Treatment for erosion and abrasion depends on how bad the damage is. If you have a large defect, you’ll likely want to have the tooth fixed. If there is little damage, and your tooth is not sensitive, you may not need treatment. For sensitive teeth, your dentist may recommend a fluoride gel or rinse to use at home. If you need your teeth fixed, your dentist will use a tooth-colored material to replace the area that has worn away. Two types of materials are used:
  • Composites (resin fillings)
  • Glass ionomers
  • Your dentist or dental hygienist may also apply a fluoride varnish to the teeth.
In case of severe damage, that is when the notch reaches the pulp, a root canal treatment is advised. In cases of erosion, one must correct the underlying disease, modify the pH of the food and beverages or change lifestyle. Use of soft-bristled toothpaste and avoiding brushing immediately after consuming acidic drinks also helps prevent erosion. One must only drink these drinks with a straw. The use of neutralizing agents such as antacid tablets in case of reflux and dentin bonding agents applied to areas of exposed dentin also gives some relief.

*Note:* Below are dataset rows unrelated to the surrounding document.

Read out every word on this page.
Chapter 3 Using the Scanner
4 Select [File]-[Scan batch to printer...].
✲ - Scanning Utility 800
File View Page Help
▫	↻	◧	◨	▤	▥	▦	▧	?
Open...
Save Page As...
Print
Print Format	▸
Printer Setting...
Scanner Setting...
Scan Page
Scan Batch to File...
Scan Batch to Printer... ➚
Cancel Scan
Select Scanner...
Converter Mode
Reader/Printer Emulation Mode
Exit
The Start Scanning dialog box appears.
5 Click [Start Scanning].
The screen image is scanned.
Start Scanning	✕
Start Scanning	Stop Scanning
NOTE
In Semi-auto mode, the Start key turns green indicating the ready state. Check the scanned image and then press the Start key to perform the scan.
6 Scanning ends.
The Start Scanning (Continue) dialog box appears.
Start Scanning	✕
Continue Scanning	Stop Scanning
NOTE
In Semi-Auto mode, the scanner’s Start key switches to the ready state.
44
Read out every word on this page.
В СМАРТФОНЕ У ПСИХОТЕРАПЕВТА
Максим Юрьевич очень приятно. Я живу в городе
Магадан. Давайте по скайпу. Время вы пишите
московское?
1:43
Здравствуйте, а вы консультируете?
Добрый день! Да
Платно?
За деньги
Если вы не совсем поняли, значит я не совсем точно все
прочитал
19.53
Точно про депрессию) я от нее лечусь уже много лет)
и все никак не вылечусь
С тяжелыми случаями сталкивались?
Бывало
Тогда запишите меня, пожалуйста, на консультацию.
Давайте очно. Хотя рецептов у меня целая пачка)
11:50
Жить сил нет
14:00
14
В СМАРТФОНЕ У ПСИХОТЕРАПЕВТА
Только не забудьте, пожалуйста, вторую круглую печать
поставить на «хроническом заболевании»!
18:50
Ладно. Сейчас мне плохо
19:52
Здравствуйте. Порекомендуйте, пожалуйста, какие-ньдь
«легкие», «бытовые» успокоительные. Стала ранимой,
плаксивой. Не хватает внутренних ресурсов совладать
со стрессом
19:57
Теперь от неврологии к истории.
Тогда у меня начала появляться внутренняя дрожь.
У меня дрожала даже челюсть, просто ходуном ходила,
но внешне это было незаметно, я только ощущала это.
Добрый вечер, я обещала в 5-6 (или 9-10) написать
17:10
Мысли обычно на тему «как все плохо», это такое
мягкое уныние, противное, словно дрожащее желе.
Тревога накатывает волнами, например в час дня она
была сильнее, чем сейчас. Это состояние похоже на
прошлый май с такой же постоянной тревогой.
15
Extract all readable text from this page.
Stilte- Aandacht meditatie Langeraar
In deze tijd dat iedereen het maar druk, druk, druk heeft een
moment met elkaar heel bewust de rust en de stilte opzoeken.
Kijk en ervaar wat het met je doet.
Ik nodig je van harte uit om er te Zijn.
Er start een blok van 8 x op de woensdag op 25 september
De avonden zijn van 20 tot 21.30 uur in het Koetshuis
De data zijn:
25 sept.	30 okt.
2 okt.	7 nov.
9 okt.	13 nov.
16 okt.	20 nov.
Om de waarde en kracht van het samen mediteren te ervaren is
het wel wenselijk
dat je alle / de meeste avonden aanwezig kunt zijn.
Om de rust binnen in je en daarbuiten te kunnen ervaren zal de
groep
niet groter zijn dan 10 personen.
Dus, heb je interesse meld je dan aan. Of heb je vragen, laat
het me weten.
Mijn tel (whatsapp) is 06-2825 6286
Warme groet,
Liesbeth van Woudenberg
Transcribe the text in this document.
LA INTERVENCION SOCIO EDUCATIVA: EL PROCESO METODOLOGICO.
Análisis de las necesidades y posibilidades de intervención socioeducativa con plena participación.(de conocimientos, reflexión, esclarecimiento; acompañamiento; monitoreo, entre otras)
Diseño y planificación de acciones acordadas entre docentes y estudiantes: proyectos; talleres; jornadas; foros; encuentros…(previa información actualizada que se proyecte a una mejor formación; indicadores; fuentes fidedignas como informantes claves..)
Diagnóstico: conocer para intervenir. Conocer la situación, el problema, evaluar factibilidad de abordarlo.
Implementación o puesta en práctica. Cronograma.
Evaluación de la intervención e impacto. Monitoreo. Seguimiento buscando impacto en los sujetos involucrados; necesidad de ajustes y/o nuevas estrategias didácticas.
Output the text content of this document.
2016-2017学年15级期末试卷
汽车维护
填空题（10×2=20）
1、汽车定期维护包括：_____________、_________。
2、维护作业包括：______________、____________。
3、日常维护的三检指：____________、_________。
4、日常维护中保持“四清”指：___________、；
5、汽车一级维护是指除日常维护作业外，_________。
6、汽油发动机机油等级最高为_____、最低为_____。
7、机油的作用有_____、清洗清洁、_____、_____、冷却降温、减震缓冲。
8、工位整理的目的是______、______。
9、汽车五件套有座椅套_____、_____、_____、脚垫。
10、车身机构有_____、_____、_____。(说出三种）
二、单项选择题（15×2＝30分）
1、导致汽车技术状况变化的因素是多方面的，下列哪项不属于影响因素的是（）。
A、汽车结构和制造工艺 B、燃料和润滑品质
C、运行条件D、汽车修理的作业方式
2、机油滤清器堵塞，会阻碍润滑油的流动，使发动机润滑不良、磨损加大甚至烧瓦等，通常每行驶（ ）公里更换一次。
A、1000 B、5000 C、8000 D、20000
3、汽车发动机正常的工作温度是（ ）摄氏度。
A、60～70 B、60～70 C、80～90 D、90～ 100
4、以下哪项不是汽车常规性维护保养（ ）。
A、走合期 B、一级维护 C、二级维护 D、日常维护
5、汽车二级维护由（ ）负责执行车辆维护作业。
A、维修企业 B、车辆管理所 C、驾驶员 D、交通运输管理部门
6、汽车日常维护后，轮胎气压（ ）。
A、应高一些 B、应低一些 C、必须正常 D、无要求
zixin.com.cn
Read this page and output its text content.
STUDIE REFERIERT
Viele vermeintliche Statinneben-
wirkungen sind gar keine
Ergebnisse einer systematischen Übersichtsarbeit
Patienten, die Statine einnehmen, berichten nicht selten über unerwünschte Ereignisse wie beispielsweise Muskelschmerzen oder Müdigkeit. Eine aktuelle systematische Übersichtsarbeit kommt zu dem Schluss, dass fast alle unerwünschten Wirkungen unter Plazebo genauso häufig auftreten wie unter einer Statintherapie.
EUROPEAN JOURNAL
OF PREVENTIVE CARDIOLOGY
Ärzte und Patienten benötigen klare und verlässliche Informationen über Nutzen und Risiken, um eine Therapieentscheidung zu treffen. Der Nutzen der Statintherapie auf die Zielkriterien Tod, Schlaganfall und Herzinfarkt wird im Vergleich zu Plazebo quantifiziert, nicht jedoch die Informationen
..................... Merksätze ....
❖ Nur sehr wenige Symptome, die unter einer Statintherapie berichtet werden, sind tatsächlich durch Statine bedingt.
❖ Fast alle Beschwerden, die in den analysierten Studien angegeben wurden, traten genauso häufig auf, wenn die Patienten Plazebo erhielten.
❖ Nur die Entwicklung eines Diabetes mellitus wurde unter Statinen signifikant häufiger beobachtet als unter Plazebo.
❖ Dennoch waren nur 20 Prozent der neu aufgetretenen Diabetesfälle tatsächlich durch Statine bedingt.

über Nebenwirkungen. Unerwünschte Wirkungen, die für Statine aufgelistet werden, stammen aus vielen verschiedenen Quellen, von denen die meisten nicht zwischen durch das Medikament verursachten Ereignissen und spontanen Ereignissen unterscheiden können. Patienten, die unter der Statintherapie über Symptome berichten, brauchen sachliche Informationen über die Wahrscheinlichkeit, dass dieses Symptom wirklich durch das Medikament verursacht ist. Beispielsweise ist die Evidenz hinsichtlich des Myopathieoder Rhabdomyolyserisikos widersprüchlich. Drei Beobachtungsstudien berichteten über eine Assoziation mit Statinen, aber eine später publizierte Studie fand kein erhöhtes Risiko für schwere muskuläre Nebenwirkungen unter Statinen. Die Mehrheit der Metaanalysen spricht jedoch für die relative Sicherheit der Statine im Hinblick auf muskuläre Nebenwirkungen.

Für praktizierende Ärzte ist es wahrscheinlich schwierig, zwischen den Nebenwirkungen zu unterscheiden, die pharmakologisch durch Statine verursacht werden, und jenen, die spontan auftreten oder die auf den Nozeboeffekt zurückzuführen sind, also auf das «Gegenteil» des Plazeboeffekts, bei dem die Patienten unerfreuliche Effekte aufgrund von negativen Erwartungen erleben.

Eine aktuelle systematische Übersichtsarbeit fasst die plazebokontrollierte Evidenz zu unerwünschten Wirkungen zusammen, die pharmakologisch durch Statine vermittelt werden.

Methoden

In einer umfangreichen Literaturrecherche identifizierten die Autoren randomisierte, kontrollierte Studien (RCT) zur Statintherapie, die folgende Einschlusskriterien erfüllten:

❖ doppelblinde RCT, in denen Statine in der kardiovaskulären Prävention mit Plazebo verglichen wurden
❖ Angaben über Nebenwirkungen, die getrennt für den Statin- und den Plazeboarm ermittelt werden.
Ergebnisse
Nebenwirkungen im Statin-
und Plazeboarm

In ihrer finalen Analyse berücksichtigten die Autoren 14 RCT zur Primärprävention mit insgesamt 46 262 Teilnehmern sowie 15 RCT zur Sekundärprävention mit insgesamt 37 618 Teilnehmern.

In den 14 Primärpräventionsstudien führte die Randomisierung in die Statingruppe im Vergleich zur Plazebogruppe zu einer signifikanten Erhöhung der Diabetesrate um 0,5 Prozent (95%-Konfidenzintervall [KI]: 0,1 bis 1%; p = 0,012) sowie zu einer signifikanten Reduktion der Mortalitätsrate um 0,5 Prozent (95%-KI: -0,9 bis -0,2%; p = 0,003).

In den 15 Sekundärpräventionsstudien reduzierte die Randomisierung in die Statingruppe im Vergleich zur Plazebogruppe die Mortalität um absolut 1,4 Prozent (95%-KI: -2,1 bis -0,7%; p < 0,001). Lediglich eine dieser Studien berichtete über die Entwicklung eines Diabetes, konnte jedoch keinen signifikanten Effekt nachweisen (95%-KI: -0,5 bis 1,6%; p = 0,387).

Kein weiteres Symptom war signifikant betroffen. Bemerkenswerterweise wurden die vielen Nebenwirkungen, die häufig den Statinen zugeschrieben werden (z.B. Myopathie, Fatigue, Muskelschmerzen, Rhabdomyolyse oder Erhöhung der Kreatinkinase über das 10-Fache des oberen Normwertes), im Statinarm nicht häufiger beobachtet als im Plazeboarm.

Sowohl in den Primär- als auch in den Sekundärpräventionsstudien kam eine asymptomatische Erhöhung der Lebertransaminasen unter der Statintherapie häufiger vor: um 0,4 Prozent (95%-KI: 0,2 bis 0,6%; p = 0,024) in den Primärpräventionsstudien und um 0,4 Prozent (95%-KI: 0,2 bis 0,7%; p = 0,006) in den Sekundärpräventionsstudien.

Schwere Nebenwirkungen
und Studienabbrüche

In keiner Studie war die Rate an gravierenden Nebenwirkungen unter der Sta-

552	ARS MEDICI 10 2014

When To Call a Professional

Tooth Abrasion and Tooth Erosion
If you notice any notches or scooped-out areas on your teeth, talk to your dentist. Also call if your teeth feel sensitive. The sooner the problem is found, the sooner the damage can be halted.

Prognosis

The prognosis is excellent if the problem is caught early, and the cause is eliminated. If the process is allowed to continue, it can damage the center of the tooth, the pulp. The more damage is done, the more work will be needed to correct the problem.

Expert's Opinion

    • Dr. Reena Waghela Dental Director of Sabka dentist says “Tooth erosion is progressive loss of substance by chemical or acid dissolution.”
    • Dr. Priyanka Shingore Dental Director of Sabka dentist says “Usual causes of tooth erosion includes frequent use of carbonated drinks, acidic fruit drinks, soda, etc.”
    • Dr. Rupali Gujar Dental Director of Sabka dentist says “Abrasion is progressive loss of hard tooth substance caused by mechanical actions other than mastication or tooth-to-tooth contacts. Faulty toothbrushing, contact with foreign substances(opening bottle top with teeth), etc. are responsible.”